2 thoughts on “Bret Chit Chats With David The Roman Catholic”

  1. And then there’s the whole obnoxious institution of the papacy, which was gradually built up during the Middle Ages. I justly say “gradually,” because a great part of the Catholic world itself refused to follow pure papal autocracy even in the midst of the medieval times, as shown by the great amount of support the Holy Roman emperors were able to gather in their great, long struggle with the papacy – the party of the “Ghibellines” is standing evidence that papal supremacy aroused lots of resistance even in pre-Reformation centuries.

    And here we have a conservative Eastern Orthodox source drawing a direct link between radical pontifical theories and modern egalitarianism – for you see, in their enthusiasm to uplift the papal power, the popes and pro-papacy writers decided to denigrate the dignity of secular rulers in such a manner that Leftist revolutionaries could later easily take up, in “Liberation Theology” spirit:

    http://www.romanitas.ru/eng/THE%20FALL%20OF%20ORTHODOX%20ENGLAND%205X8.htm#_ftnref193

    Indeed, “who would not know that kings and dukes took their origin from those who, ignorant of God, through pride, rapine, perfidy, murders and, finally, almost any kind of crime, at the instigation of the devil, the prince of this world, sought with blind desire and unbearable presumption to dominate their equals, namely other men?”[194]

    Indeed, as de Rosa writes of a later Pope who faithfully followed Hildebrand’s teaching, “this was Manicheeism applied to relations between church and state.

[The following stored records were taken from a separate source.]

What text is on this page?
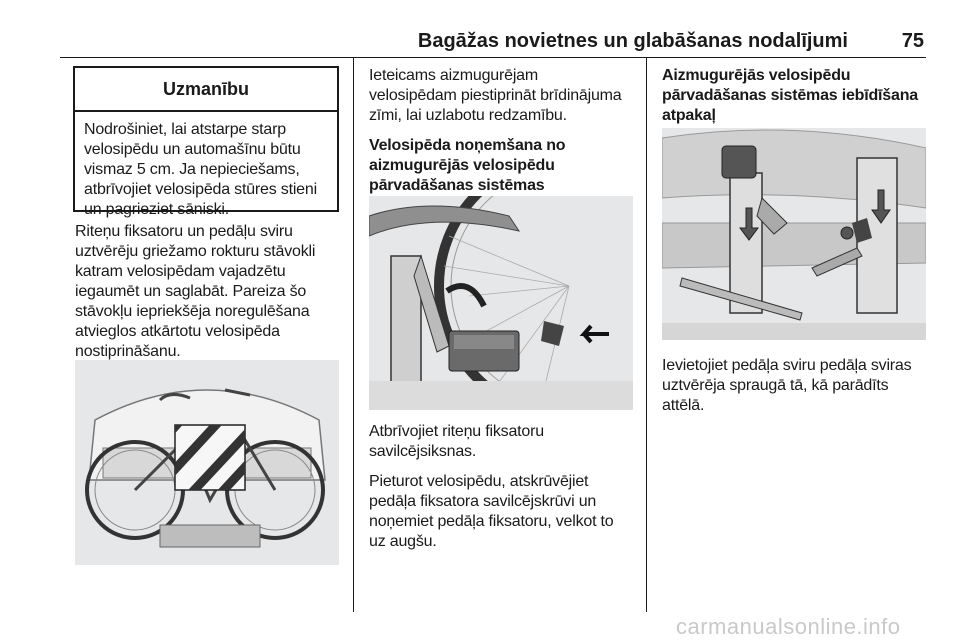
Bagāžas novietnes un glabāšanas nodalījumi	75
Uzmanību
Nodrošiniet, lai atstarpe starp
velosipēdu un automašīnu būtu
vismaz 5 cm. Ja nepieciešams,
atbrīvojiet velosipēda stūres stieni
un pagrieziet sāniski.
Riteņu fiksatoru un pedāļu sviru
uztvērēju griežamo rokturu stāvokli
katram velosipēdam vajadzētu
iegaumēt un saglabāt. Pareiza šo
stāvokļu iepriekšēja noregulēšana
atvieglos atkārtotu velosipēda
nostiprināšanu.

Ieteicams aizmugurējam
velosipēdam piestiprināt brīdinājuma
zīmi, lai uzlabotu redzamību.

Velosipēda noņemšana no
aizmugurējās velosipēdu
pārvadāšanas sistēmas

Atbrīvojiet riteņu fiksatoru
savilcējsiksnas.

Pieturot velosipēdu, atskrūvējiet
pedāļa fiksatora savilcējskrūvi un
noņemiet pedāļa fiksatoru, velkot to
uz augšu.

Aizmugurējās velosipēdu
pārvadāšanas sistēmas iebīdīšana
atpakaļ
Ievietojiet pedāļa sviru pedāļa sviras
uztvērēja spraugā tā, kā parādīts
attēlā.
carmanualsonline.info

The church, spiritual, was good; the state, material, was essentially the work of the devil. This naked political absolutism undermined the authority of kings. Taken seriously, his theories would lead to anarchy”.[195]

    What was new, shocking and completely unpatristic in Gregory’s words was his disrespect for the kingship, his refusal to allow it any dignity or holiness – still more, his proto-communist implication that rulers had no right to rule. The corollary of this, of course, was that the only rightful ruler was the Pope.”

    1. And so all Israel will be saved — Romans 11:26

      “Many understand this of the Jewish people, as though Paul had said, that religion would again be restored among them as before: but I extend the word Israel to all the people of God, according to this meaning – “When the Gentiles shall come in, the Jews also shall return from their defection to the obedience of faith; and thus shall be completed the salvation of the whole Israel of God, which must be gathered from both ….” The same manner of speaking we find in Gal. vi.16. The Israel of God is what he calls the Church, gathered alike from Jews and Gentiles.

      John Calvin
      Romans 11:26

      Here we find Calvin insisting that “All Israel shall be saved,” refers not uniquely to Bagels but rather refers to the whole Church. As for the view that “all Israel” refers to ethnic Jews in our future, we can immediately know that this view is incorrect. With the passing of the old covenant in AD 70, there is no covenantal Israel other than the united Jew-Gentile church. The things of the old order passed away. So the covenant promises in Romans 11 cannot refer to the modern nation of Israel or to the modern Jewish race or community. The only “Israel” in the New Testament that was to be cleansed from sin is the Jew-Gentile church, the body of Israel’s Messiah.